While science communicators struggle to break down the intricacies of scientific thought and research for the public, some sectors of society feel “left out” by science communication and not a part of scientific discussions (Dawson, 2019; Humm et al., 2020). As Humm et al. (2020) state, “Science communication only reaches certain segments of society. Various underserved audiences are detached from it and feel left out, which is a challenge for democratic societies that build on informed participation in deliberative processes” (p. 164). Attempts to rectify this include increased efforts in research dissemination, outreach, and public participation. Organizations such as the U.S. National Science Foundation (NSF), the ninth European Research and Innovation Framework (Horizon Europe Strategic Plan, 2021), and the German Federal Ministry of Education and Research have attempted to bolster actions around science communication in the hopes of greater social impact (U.S. National Science Foundation, (n.d.); Wissenschaftsbaromenter, 2020; Handlungsperspektiven, 2021).

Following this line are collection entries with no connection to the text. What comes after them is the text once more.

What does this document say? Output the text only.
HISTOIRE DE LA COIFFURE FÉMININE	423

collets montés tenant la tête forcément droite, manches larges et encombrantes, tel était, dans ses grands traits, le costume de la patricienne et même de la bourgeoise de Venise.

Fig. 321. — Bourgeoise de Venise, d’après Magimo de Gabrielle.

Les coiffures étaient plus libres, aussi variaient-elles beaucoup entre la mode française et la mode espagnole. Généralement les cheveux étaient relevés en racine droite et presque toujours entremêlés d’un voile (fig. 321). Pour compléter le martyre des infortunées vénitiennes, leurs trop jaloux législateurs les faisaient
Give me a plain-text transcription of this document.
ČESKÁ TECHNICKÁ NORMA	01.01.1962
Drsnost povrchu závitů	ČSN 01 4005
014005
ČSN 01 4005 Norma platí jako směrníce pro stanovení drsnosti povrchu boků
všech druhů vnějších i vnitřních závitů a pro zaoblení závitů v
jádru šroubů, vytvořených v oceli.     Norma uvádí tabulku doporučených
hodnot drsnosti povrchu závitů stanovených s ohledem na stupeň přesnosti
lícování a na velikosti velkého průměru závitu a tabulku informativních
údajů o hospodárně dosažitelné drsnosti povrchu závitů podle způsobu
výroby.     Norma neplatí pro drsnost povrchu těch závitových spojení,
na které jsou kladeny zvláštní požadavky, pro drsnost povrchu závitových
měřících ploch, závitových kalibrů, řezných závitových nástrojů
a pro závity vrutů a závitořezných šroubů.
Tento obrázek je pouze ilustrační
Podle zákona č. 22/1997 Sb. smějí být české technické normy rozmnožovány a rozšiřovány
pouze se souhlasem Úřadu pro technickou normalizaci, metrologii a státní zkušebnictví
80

In an attempt to meet these challenges head on, university curriculums are putting forth classes that are designed to teach and give practice to students communicating about science, technology, and environments (Rose et al., 2020). Traditionally, researchers and students in science-based disciplines focus on writing according to scientific requirements and styles (Martinez-Conde, 2016). Writing for the public is not part of most science education programs (Brownell et al., 2013) and understandable so, regarding academic career-paths that are highly specialized, competitive, and based on peer-appreciation, not publicity. However, communicating effectively with and conveying scientific findings to the public is obviously a major challenge for political systems based on deliberation, participation, and democratic processes. Communication about climate change, risk assessment for new technologies such as artificial intelligence, and COVID-19 (e.g., Honora et al., 2022) are examples for this challenge. Thus, efforts have been made worldwide and in a broad variety of formats to train science students to engage with non-scientific audiences and communicate more actively and effectively (Mercer-Mapstone and Kuchel, 2015; Baram-Tsabari and Lewenstein, 2017). But despite these efforts, a recent experimental assessment of science communication formats indicates that even well-developed and proliferated trainings do not match expectations, suggesting that “trainees need more repetition putting what they have learned cognitively into practice” and “require more opportunities to apply their conceptual knowledge to a greater diversity of communication tasks” (Rubega et al., 2020, 25).

Rubega et al. (2020) suggestions as well as Kappel and Holmen’s screening and evaluation of science communication aims (Kappel and Holmen, 2019) indicate that one-time trainings and the provision of tool boxes do not suffice to make public communication of science and technology part of researcher’s routine. The overarching goal of the international editorial board as classroom-format was to allow students to experience the challenges and opportunities of writing for laypersons and to encourage them to perceive it not as additional demand, but as integral part of their professional and academic work. In detail, objectives regarding students’ development of communication competencies included: (1) introducing undergraduate students to standard processes of science writing and journalism including a possibility for “real” publication; (2) forming interdisciplinary (technical writing and environmental science) and intercultural (US-based and Germany-based) teams in times of restricted mobility; (3) gathering experiences in communicating to intercultural audiences and motivating students to continue their efforts in publicly accessible science communication beyond the course. In addition (4), we included objectives toward organizational and curriculum development.

Case Study Description

Program Description

The “techtalkers”-editorial department as an international classroom-format was part of the pilot phase of the “UAS7 Virtual Academy”, whose objective is to bring together students from the seven leading German Universities of Applied Sciences (UAS7) and from the State University of New York, USA, in joint teaching experiences. Due to the COVID-19 pandemic, virtual teaching was used to collaborate, teach, and provide students with an international learning experience. The overall goal of the Virtual Academy was to lay the foundations for future digital collaboration formats. Modules within the Academy covered a broad range from six academic disciplines, including Business Administration, Agricultural Sciences and Landscape Architecture, and Computer Sciences.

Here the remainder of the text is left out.